Thursday, July 20, 2006

Our Mutual Friend

Our Mutual Friend is another Dicken’s story that makes me wonder why the Brontës usually get the a hard time about being dark. Compared with Dickens, they’re sunshiney tales on level with Austen! What with the beatings and murders and drowning and nasty characters in just OMF, he could depress a Bingley. Were it not for the fact that Dickens likes happy endings (for his good characters at least; he is rather like Miss Prism in The Importance of Being Earnest), he would be swiftly forgotten.

OMF, though, is a wonderful story, in spite of its dark undertones. The point on which the whole plot hinges is the death of John Harmon, an estranged son who had just inherited a fortune and was on his way home, when he was found drowned. One aspect of his father’s will was that, to inherit the fortune, John Harmon had to marry one Bella Wilfer, a girl he had never met. John Harmon’s father’s right-hand-man inherits the fortune, and uses it wisely and kindly, taking in Bella because her hopes have been dashed. Bella is a selfish and mercenary girl who grows throughout the movie, mostly through her relationship with John Rokesmith and Lizzy Hexam. Lizzy Hexam is the daughter of the boatman who is suspected of having murdered John Harmon. The detective in the case, Mortimer Lightwood, and his friend, the lazy Eugene Wrayburn, investigate the Hexams, and Eugene falls for the pretty and good Lizzy. After her father dies, Lizzy moves to the city, where the even-more-entranced Eugene visits her often. The stories of Bella and Lizzy become increasingly more interesting and more tangled as the movie goes on, and reach a final and happy climax like all Dickens’ stories.

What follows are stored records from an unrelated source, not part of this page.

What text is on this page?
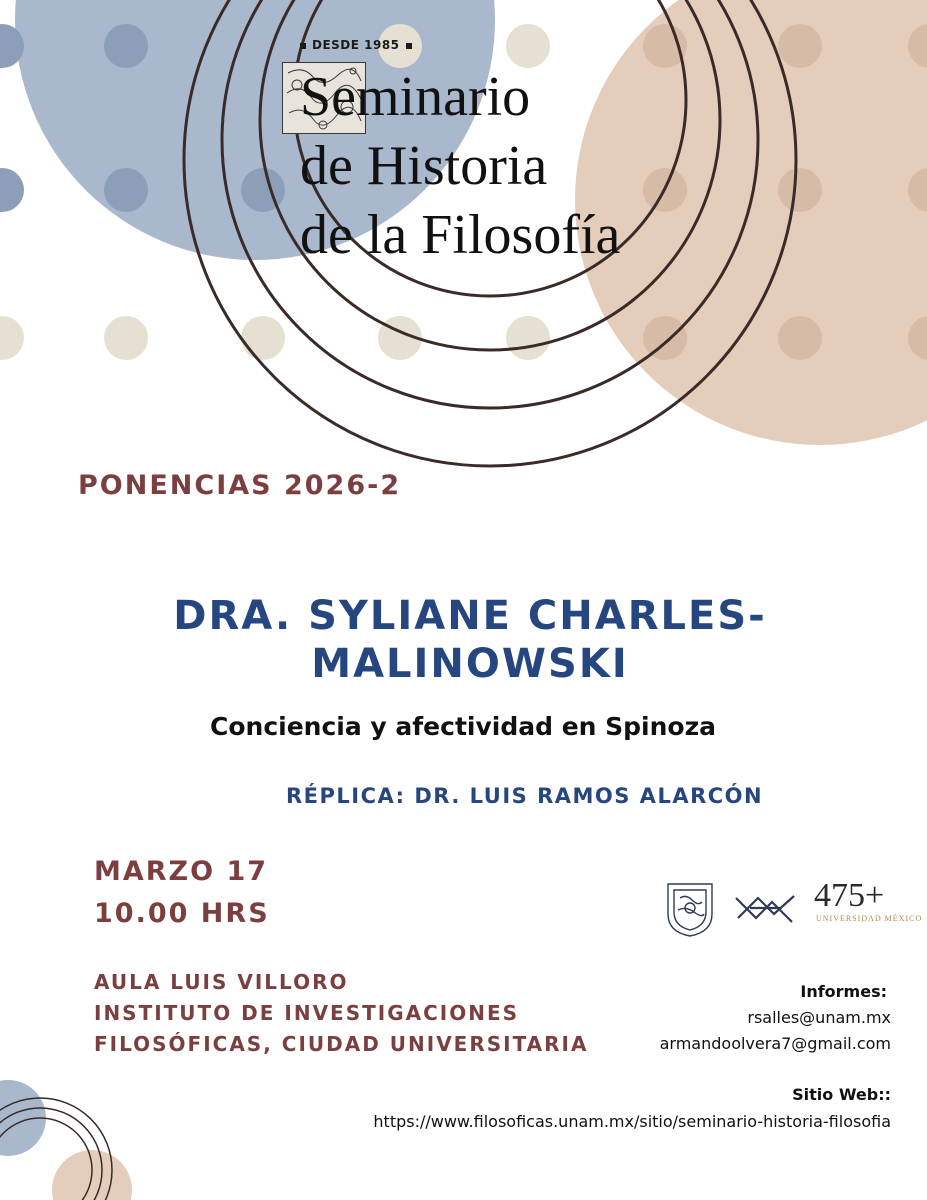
DESDE 1985
Seminario
de Historia
de la Filosofía
PONENCIAS 2026-2
DRA. SYLIANE CHARLES-
MALINOWSKI
Conciencia y afectividad en Spinoza
RÉPLICA: DR. LUIS RAMOS ALARCÓN
MARZO 17
10.00 HRS
AULA LUIS VILLORO
INSTITUTO DE INVESTIGACIONES
FILOSÓFICAS, CIUDAD UNIVERSITARIA
475+
UNIVERSIDAD MÉXICO
Informes:
rsalles@unam.mx
armandoolvera7@gmail.com
Sitio Web::
https://www.filosoficas.unam.mx/sitio/seminario-historia-filosofia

The acting is quite excellent, expecially on the part of the four main characters: Bella, Lizzy, Rokesmith, and Eugene; and the script is less dull than some BBC productions. The only downside is the length. Some movies can be long and worth it, but OMF suffers from an obsessive need to have every character and scene from the book, even if it makes certain parts dreadfully dull and easily skipped. The character of Mr. Venus could have been easily cut out, as well as that of the Lamleys, and just those two edits would have made it vastly more enjoyable. But if you can get past the dull parts, you will fall in love with the main characters, and find a pair of wonderful loves stories from my favorite of Dicken’s works.

4 comments:

Pipsqueak said...

I'm guessing you haven't read the book yet? Because 1, they do not have every single character and scene from the book, and 2, it's Lammle not Lamley.
But we find it at all dull, or even very dark. And I miss all of Twemlow. They didn't do full justice to Mrs. Lammle, which was slightly sad.

M. Ivanolix said...

No, I've read it. I read it before I watched OMF the first time, about two years ago. I didn't mean literally every character, I just meant they had characters that seemed to have no purpose. As for the spelling, in my review of A Civil Contract I spelled a name Chawley, when it is actually Chawleigh. Sometimes I forget to make sure about names.

M. Ivanolix said...

I never said it was dull; I like it very much. I just said that I thought some parts were dull. I found it very dark because of all the drownings, and Mr. Headstone and his beating of Eugene. I don't like watching that, and most period movies don't have it. In fact, I think I've only seen that sort of stuff in Dickens. (According to an essay I read, Trollope is Sense, and Dickens is Sensibility. If you've read them, you'll see why that's apt.)

Leslie Noelani Laurio said...

OMF is one of our favorite movies! I've never read the book, though.